Mientras el malayo, ayudado por dos marineros, descendía a la cámara, Yáñez había puesto de nuevo su atención en la desembocadura del río, en la cual habían aparecido tres grandes chalupas montadas por tripulaciones numerosas, y una con puente doble, en la cual se veía uno de esos pequeños cañones de cobre amarillo llamados lelas por los malayos, fundidos con una parte de plomo.
—¡Oh, diablo! —murmuró el portugués—. ¿Tendrán intención esos dayakos de venir a medirse con los tigres de Mompracem? ¡No será con esa fuerza con la que habéis de poder con nosotros! ¡Tenemos buenas armas, y os haremos saltar como cabras salvajes!

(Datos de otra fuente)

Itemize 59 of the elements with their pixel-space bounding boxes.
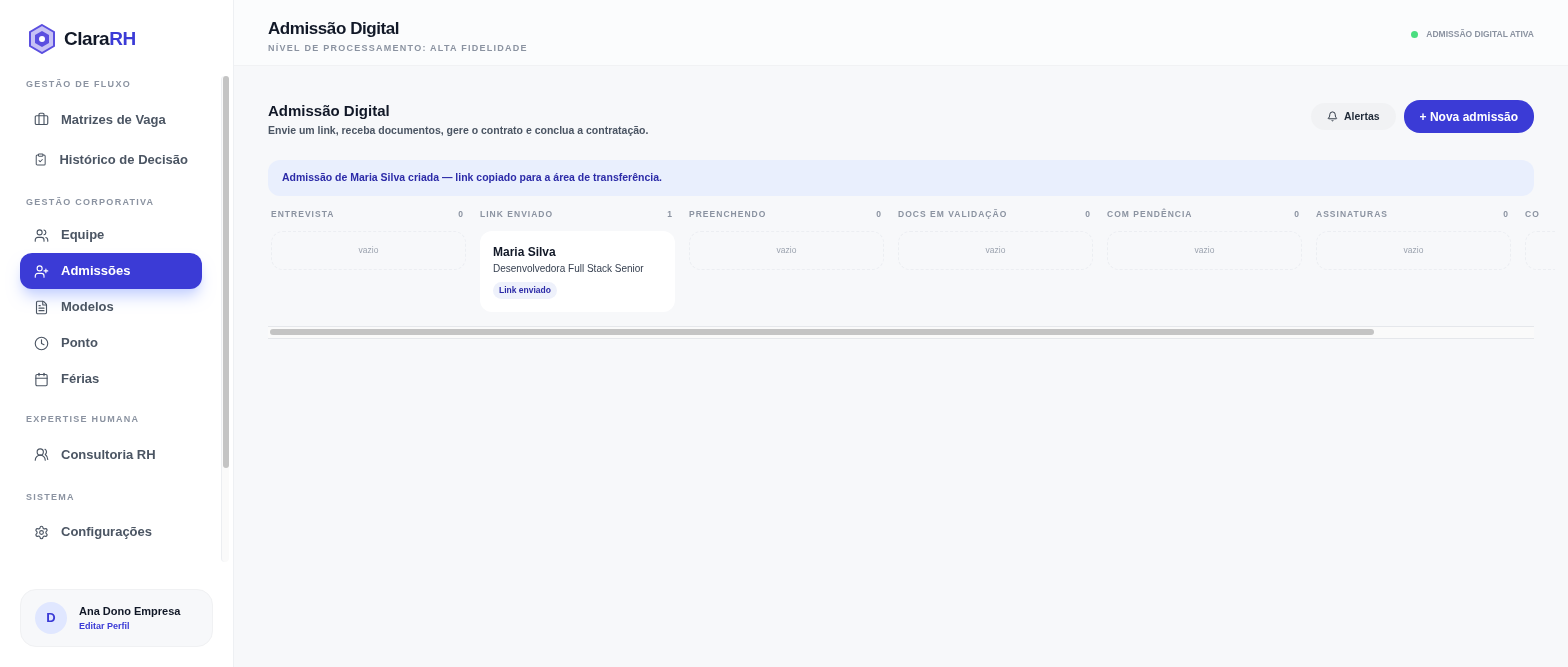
empty-slot: vazio	[271, 230, 466, 270]
column-title: DOCS EM VALIDAÇÃO	[898, 208, 1008, 221]
document-icon	[34, 299, 49, 315]
empty-slot: vazio	[1316, 230, 1511, 270]
section-heading: EXPERTISE HUMANA	[25, 413, 141, 426]
column-count: 0	[876, 208, 881, 221]
candidate-role: Desenvolvedora Full Stack Senior	[493, 261, 645, 276]
nav-item[interactable]: Ponto	[20, 325, 202, 361]
column-title: COM PENDÊNCIA	[1107, 208, 1193, 221]
clock-icon	[34, 335, 49, 351]
header-subtitle: NÍVEL DE PROCESSAMENTO: ALTA FIDELIDADE	[268, 41, 528, 55]
hexagon-logo-icon	[28, 24, 56, 54]
status-label: ADMISSÃO DIGITAL ATIVA	[1426, 28, 1534, 41]
nav-item[interactable]: Modelos	[20, 289, 202, 325]
brand-name: ClaraRH	[64, 26, 136, 51]
column-title: ASSINATURAS	[1316, 208, 1388, 221]
nav-item[interactable]: Matrizes de Vaga	[20, 99, 202, 140]
column-title: PREENCHENDO	[689, 208, 767, 221]
nav-item[interactable]: Consultoria RH	[20, 434, 202, 475]
user-plus-icon	[34, 263, 49, 279]
column-count: 1	[667, 208, 672, 221]
nav-item[interactable]: Configurações	[20, 512, 202, 552]
briefcase-icon	[34, 112, 49, 127]
column-count: 0	[1294, 208, 1299, 221]
page-title: Admissão Digital	[268, 101, 391, 121]
empty-slot: vazio	[1107, 230, 1302, 270]
column-count: 0	[1503, 208, 1508, 221]
users-icon	[34, 227, 49, 243]
user-card[interactable]: D Ana Dono Empresa Editar Perfil	[20, 589, 213, 647]
user-name: Ana Dono Empresa	[79, 604, 181, 619]
avatar: D	[35, 602, 67, 634]
column-title: CO	[1525, 208, 1540, 221]
column-count: 0	[1085, 208, 1090, 221]
empty-slot: vazio	[898, 230, 1093, 270]
settings-icon	[34, 524, 49, 540]
calendar-icon	[34, 371, 49, 387]
column-title: LINK ENVIADO	[480, 208, 554, 221]
group-icon	[34, 447, 49, 462]
nav-item[interactable]: Equipe	[20, 217, 202, 253]
bell-icon	[1327, 111, 1338, 122]
section-heading: GESTÃO CORPORATIVA	[25, 195, 156, 209]
column-count: 0	[458, 208, 463, 221]
new-admission-button[interactable]: + Nova admissão	[1403, 100, 1534, 133]
nav-item[interactable]: Admissões	[20, 253, 202, 289]
column-title: ENTREVISTA	[271, 208, 335, 221]
header-title: Admissão Digital	[268, 18, 401, 40]
nav-item[interactable]: Férias	[20, 361, 202, 397]
notice-banner: Admissão de Maria Silva criada — link copiado para a área de transferência.	[268, 160, 1534, 196]
section-heading: GESTÃO DE FLUXO	[25, 78, 132, 91]
candidate-name: Maria Silva	[493, 243, 557, 261]
alerts-button[interactable]: Alertas	[1311, 103, 1396, 130]
page-description: Envie um link, receba documentos, gere o contrato e conclua a contratação.	[268, 122, 649, 138]
nav-item[interactable]: Histórico de Decisão	[20, 139, 202, 180]
section-heading: SISTEMA	[25, 490, 76, 504]
edit-profile-link[interactable]: Editar Perfil	[79, 619, 181, 633]
empty-slot: vazio	[689, 230, 884, 270]
clipboard-icon	[34, 152, 48, 167]
status-tag: Link enviado	[493, 281, 557, 299]
candidate-card[interactable]: Maria Silva Desenvolvedora Full Stack Senior Link enviado	[480, 230, 675, 312]
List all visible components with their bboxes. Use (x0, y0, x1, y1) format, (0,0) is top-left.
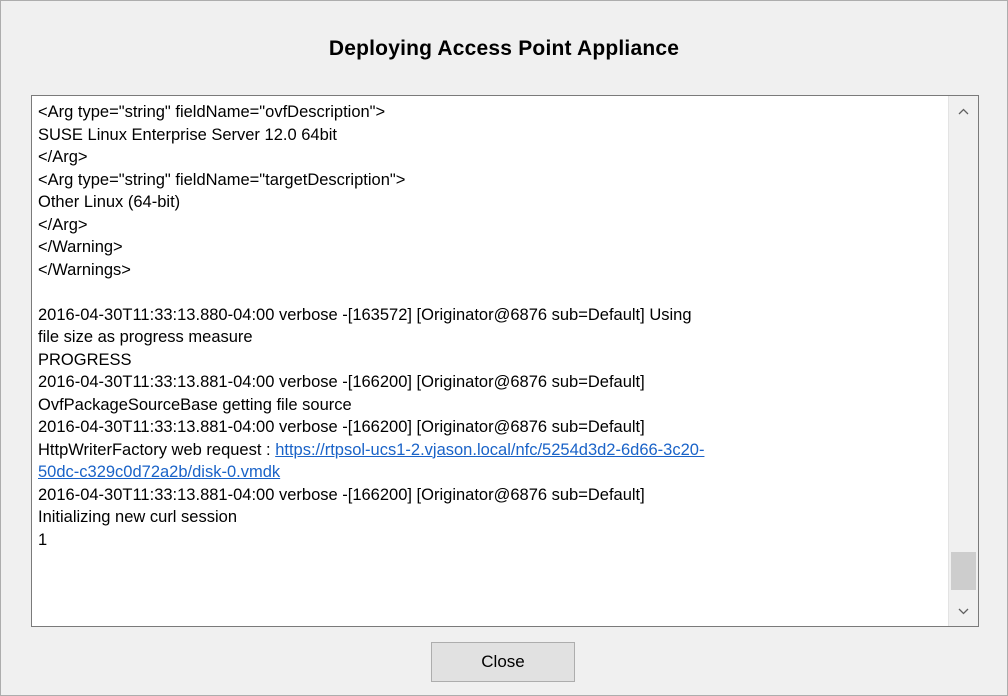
log-line: 50dc-c329c0d72a2b/disk-0.vmdk (38, 461, 946, 484)
log-line-text: file size as progress measure (38, 328, 253, 346)
log-line-text: 1 (38, 530, 48, 549)
log-line: </Warning> (38, 236, 946, 259)
log-url-link[interactable]: 50dc-c329c0d72a2b/disk-0.vmdk (38, 463, 280, 481)
log-line-text: OvfPackageSourceBase getting file source (38, 395, 352, 414)
log-line-text: <Arg type="string" fieldName="ovfDescrip… (38, 103, 386, 121)
log-line-text: 2016-04-30T11:33:13.881-04:00 verbose -[… (38, 485, 645, 504)
chevron-up-icon (958, 102, 969, 120)
log-line: 1 (38, 529, 946, 552)
vertical-scrollbar[interactable] (948, 96, 978, 626)
log-line: <Arg type="string" fieldName="targetDesc… (38, 169, 946, 192)
scroll-down-button[interactable] (949, 596, 978, 626)
log-line-text: 2016-04-30T11:33:13.880-04:00 verbose -[… (38, 305, 692, 324)
log-line-text: 2016-04-30T11:33:13.881-04:00 verbose -[… (38, 418, 645, 436)
log-line-text: </Warning> (38, 238, 123, 256)
scroll-up-button[interactable] (949, 96, 978, 126)
dialog-title: Deploying Access Point Appliance (328, 37, 680, 60)
log-line: OvfPackageSourceBase getting file source (38, 394, 946, 417)
chevron-down-icon (958, 602, 969, 620)
log-line-text: </Arg> (38, 215, 88, 234)
log-line: 2016-04-30T11:33:13.881-04:00 verbose -[… (38, 484, 946, 507)
log-line-text: <Arg type="string" fieldName="targetDesc… (38, 170, 406, 189)
log-line-text: 2016-04-30T11:33:13.881-04:00 verbose -[… (38, 373, 645, 391)
log-text: <Arg type="string" fieldName="ovfDescrip… (38, 101, 946, 551)
log-line: 2016-04-30T11:33:13.881-04:00 verbose -[… (38, 416, 946, 439)
log-line-text: HttpWriterFactory web request : (38, 440, 276, 459)
log-line-text: Initializing new curl session (38, 508, 238, 526)
log-line: 2016-04-30T11:33:13.881-04:00 verbose -[… (38, 371, 946, 394)
log-line-text: PROGRESS (38, 350, 132, 369)
log-line: 2016-04-30T11:33:13.880-04:00 verbose -[… (38, 304, 946, 327)
log-line-text: </Arg> (38, 148, 88, 166)
log-line-text: SUSE Linux Enterprise Server 12.0 64bit (38, 125, 337, 144)
log-output[interactable]: <Arg type="string" fieldName="ovfDescrip… (31, 95, 979, 627)
log-line: </Arg> (38, 214, 946, 237)
log-line: Other Linux (64-bit) (38, 191, 946, 214)
log-line-text: Other Linux (64-bit) (38, 193, 181, 211)
log-line: </Warnings> (38, 259, 946, 282)
log-line: </Arg> (38, 146, 946, 169)
deploy-dialog: Deploying Access Point Appliance <Arg ty… (0, 0, 1008, 696)
scroll-thumb[interactable] (951, 552, 976, 590)
log-url-link[interactable]: https://rtpsol-ucs1-2.vjason.local/nfc/5… (275, 441, 704, 459)
log-line: PROGRESS (38, 349, 946, 372)
log-line: Initializing new curl session (38, 506, 946, 529)
log-line: file size as progress measure (38, 326, 946, 349)
log-line: SUSE Linux Enterprise Server 12.0 64bit (38, 124, 946, 147)
close-button[interactable]: Close (431, 642, 575, 682)
log-line: HttpWriterFactory web request : https://… (38, 439, 946, 462)
log-line: <Arg type="string" fieldName="ovfDescrip… (38, 101, 946, 124)
log-line-text: </Warnings> (38, 260, 131, 279)
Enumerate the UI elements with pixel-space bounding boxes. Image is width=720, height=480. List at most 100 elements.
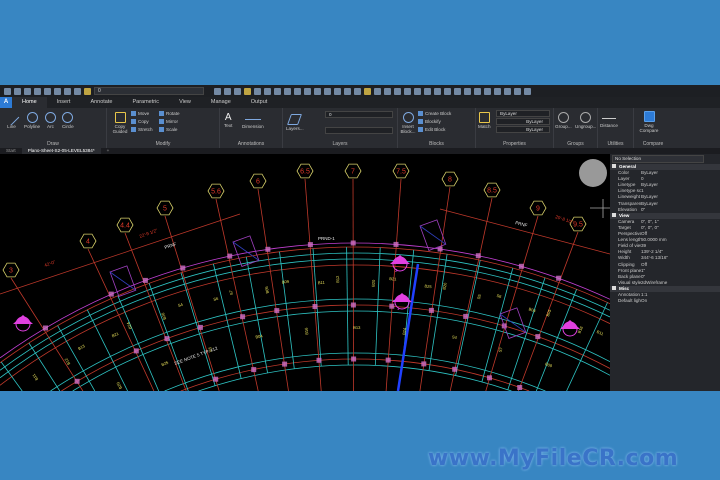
- circle-button[interactable]: Circle: [62, 112, 74, 129]
- tool-icon[interactable]: [464, 87, 471, 95]
- dimension-button[interactable]: Dimension: [242, 114, 264, 129]
- collapse-icon[interactable]: [612, 285, 616, 290]
- copy-button[interactable]: Copy: [131, 119, 149, 124]
- layer-select[interactable]: 0: [325, 111, 393, 118]
- move-button[interactable]: Move: [131, 111, 149, 116]
- tool-icon[interactable]: [244, 87, 251, 95]
- tool-icon[interactable]: [424, 87, 431, 95]
- tool-icon[interactable]: [344, 87, 351, 95]
- stretch-button[interactable]: Stretch: [131, 127, 153, 132]
- collapse-icon[interactable]: [612, 212, 616, 217]
- beam-label: S7: [497, 346, 503, 353]
- property-value[interactable]: 2dWireframe: [641, 280, 720, 286]
- tool-icon[interactable]: [454, 87, 461, 95]
- text-button[interactable]: A Text: [224, 112, 232, 128]
- grid-line: [485, 215, 539, 391]
- group-button[interactable]: Group...: [555, 112, 572, 129]
- layer-on-icon[interactable]: [84, 87, 91, 95]
- tool-icon[interactable]: [474, 87, 481, 95]
- selection-dropdown[interactable]: No Selection: [612, 155, 704, 163]
- line-button[interactable]: Line: [3, 109, 20, 129]
- open-icon[interactable]: [14, 87, 21, 95]
- layers-button[interactable]: Layers...: [286, 114, 304, 131]
- undo-icon[interactable]: [64, 87, 71, 95]
- dwg-compare-button[interactable]: Dwg Compare: [638, 111, 660, 133]
- tab-insert[interactable]: Insert: [47, 97, 81, 108]
- tool-icon[interactable]: [314, 87, 321, 95]
- tab-parametric[interactable]: Parametric: [122, 97, 169, 108]
- tool-icon[interactable]: [494, 87, 501, 95]
- app-menu-button[interactable]: A: [0, 97, 12, 108]
- tab-annotate[interactable]: Annotate: [80, 97, 122, 108]
- scale-button[interactable]: Scale: [159, 127, 178, 132]
- match-button[interactable]: Match: [478, 112, 491, 129]
- lineweight-select[interactable]: ByLayer: [496, 126, 550, 133]
- layer-state-select[interactable]: [325, 127, 393, 134]
- plot-icon[interactable]: [54, 87, 61, 95]
- tool-icon[interactable]: [514, 87, 521, 95]
- tool-icon[interactable]: [304, 87, 311, 95]
- arc-button[interactable]: Arc: [45, 112, 56, 129]
- tool-icon[interactable]: [334, 87, 341, 95]
- tool-icon[interactable]: [524, 87, 531, 95]
- create-block-button[interactable]: Create Block: [418, 111, 451, 116]
- property-value[interactable]: 0": [641, 207, 720, 213]
- tool-icon[interactable]: [404, 87, 411, 95]
- tab-manage[interactable]: Manage: [201, 97, 241, 108]
- tool-icon[interactable]: [324, 87, 331, 95]
- tool-icon[interactable]: [214, 87, 221, 95]
- tab-view[interactable]: View: [169, 97, 201, 108]
- tool-icon[interactable]: [384, 87, 391, 95]
- property-value[interactable]: On: [641, 298, 720, 304]
- tab-home[interactable]: Home: [12, 97, 47, 108]
- tool-icon[interactable]: [284, 87, 291, 95]
- redo-icon[interactable]: [74, 87, 81, 95]
- insert-block-label: Insert Block...: [400, 124, 416, 134]
- blockify-button[interactable]: Blockify: [418, 119, 441, 124]
- ungroup-button[interactable]: Ungroup...: [575, 112, 596, 129]
- tool-icon[interactable]: [234, 87, 241, 95]
- linetype-select[interactable]: ByLayer: [496, 118, 550, 125]
- mirror-button[interactable]: Mirror: [159, 119, 178, 124]
- save-as-icon[interactable]: [34, 87, 41, 95]
- tool-icon[interactable]: [364, 87, 371, 95]
- edit-block-button[interactable]: Edit Block: [418, 127, 445, 132]
- beam-label: B26: [160, 311, 167, 320]
- grid-line: [257, 188, 289, 391]
- tool-icon[interactable]: [394, 87, 401, 95]
- tool-icon[interactable]: [504, 87, 511, 95]
- copy-guided-button[interactable]: Copy Guided: [111, 112, 129, 134]
- color-select[interactable]: ByLayer: [496, 110, 550, 117]
- tool-icon[interactable]: [254, 87, 261, 95]
- tool-icon[interactable]: [354, 87, 361, 95]
- beam-label: S4: [452, 334, 459, 340]
- utilities-group: Distance Utilities: [598, 108, 634, 148]
- tool-icon[interactable]: [414, 87, 421, 95]
- drawing-canvas[interactable]: 3 4 4.4 5 5.6 6 6.5 7 7.5 8 8.5 9 9.5 B11 B12 B13 B20 B21…: [0, 154, 610, 391]
- new-icon[interactable]: [4, 87, 11, 95]
- tool-icon[interactable]: [374, 87, 381, 95]
- tool-icon[interactable]: [434, 87, 441, 95]
- beam-line: [507, 277, 546, 390]
- print-icon[interactable]: [44, 87, 51, 95]
- column-marker: [518, 263, 524, 269]
- tool-icon[interactable]: [224, 87, 231, 95]
- tool-icon[interactable]: [484, 87, 491, 95]
- collapse-icon[interactable]: [612, 164, 616, 168]
- tab-output[interactable]: Output: [241, 97, 278, 108]
- property-row[interactable]: Default lightsOn: [610, 298, 720, 304]
- distance-button[interactable]: Distance: [600, 114, 618, 128]
- beam-label: B16: [304, 327, 310, 335]
- insert-block-button[interactable]: Insert Block...: [400, 112, 416, 134]
- ungroup-label: Ungroup...: [575, 124, 597, 129]
- tool-icon[interactable]: [444, 87, 451, 95]
- tool-icon[interactable]: [294, 87, 301, 95]
- polyline-button[interactable]: Polyline: [24, 112, 40, 129]
- rotate-button[interactable]: Rotate: [159, 111, 180, 116]
- beam-label: B11: [596, 329, 605, 337]
- save-icon[interactable]: [24, 87, 31, 95]
- tool-icon[interactable]: [264, 87, 271, 95]
- tool-icon[interactable]: [274, 87, 281, 95]
- layer-dropdown[interactable]: 0: [94, 87, 204, 95]
- cad-drawing[interactable]: 3 4 4.4 5 5.6 6 6.5 7 7.5 8 8.5 9 9.5 B11 B12 B13 B20 B21…: [0, 154, 610, 391]
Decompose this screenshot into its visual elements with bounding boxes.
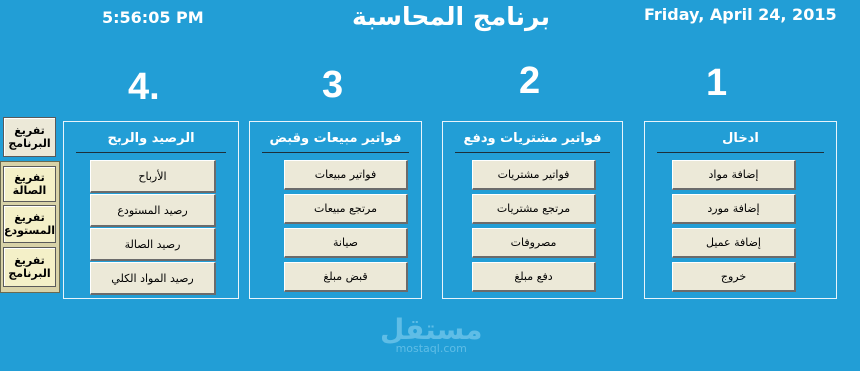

—Tendrán otras chalupas escondidas detrás de las islas, señor Yáñez —dijo Sambigliong.
—Somos demasiado fuertes para que vayamos a tenerles miedo, aun cuando conozcamos la audacia y el empuje de los hijos de piratas y cortadores de cabezas. ¿No tenemos cajas de abrojos? …
— Sí, capitán. Dos cajas.
—Manda traerlas sobre cubierta, y da orden a todos nuestros hombres para que se pongan botas de mar, si no quieren estropearse los pies. ¿Se han embarcado los haces de espinos?
—También, señor Yáñez.
—Manda ponerlos alrededor de la borda. Si quieren subir el asalto, los veremos gritar como fieras salvajes. ¡Piloto!
Padada, que se había subido hasta la cofa del trinquete para observar el movimiento sospechoso de las cuatro chalupas, descendió, y se acercó al portugués mirando oblicuamente.
—¿Sabes si esos dayakos tienen muchas barcas?
—No he visto apenas ninguna en el río —contestó el malayo.
—¿Crees que tratarán de abordarnos aprovechándose de nuestra inmovilidad?
—No lo creo, mi amo.
—¿Hablas sinceramente? ¡Ten cuidado, porque comienzo a sospechar de ti, pues esta encalladura no me parece accidental!
El malayo hizo un gesto para esconder la fea sonrisa que le apuntaba en los labios, y en seguida dijo con tono de resentimiento:
—No he dado motivo ninguno para que dude de mi lealtad, mi amo.
—¡Pronto lo veremos! —contestó Yáñez—. Ahora vamos a buscar a ese pobre Tangusa mientras Sambigliong prepara la defensa.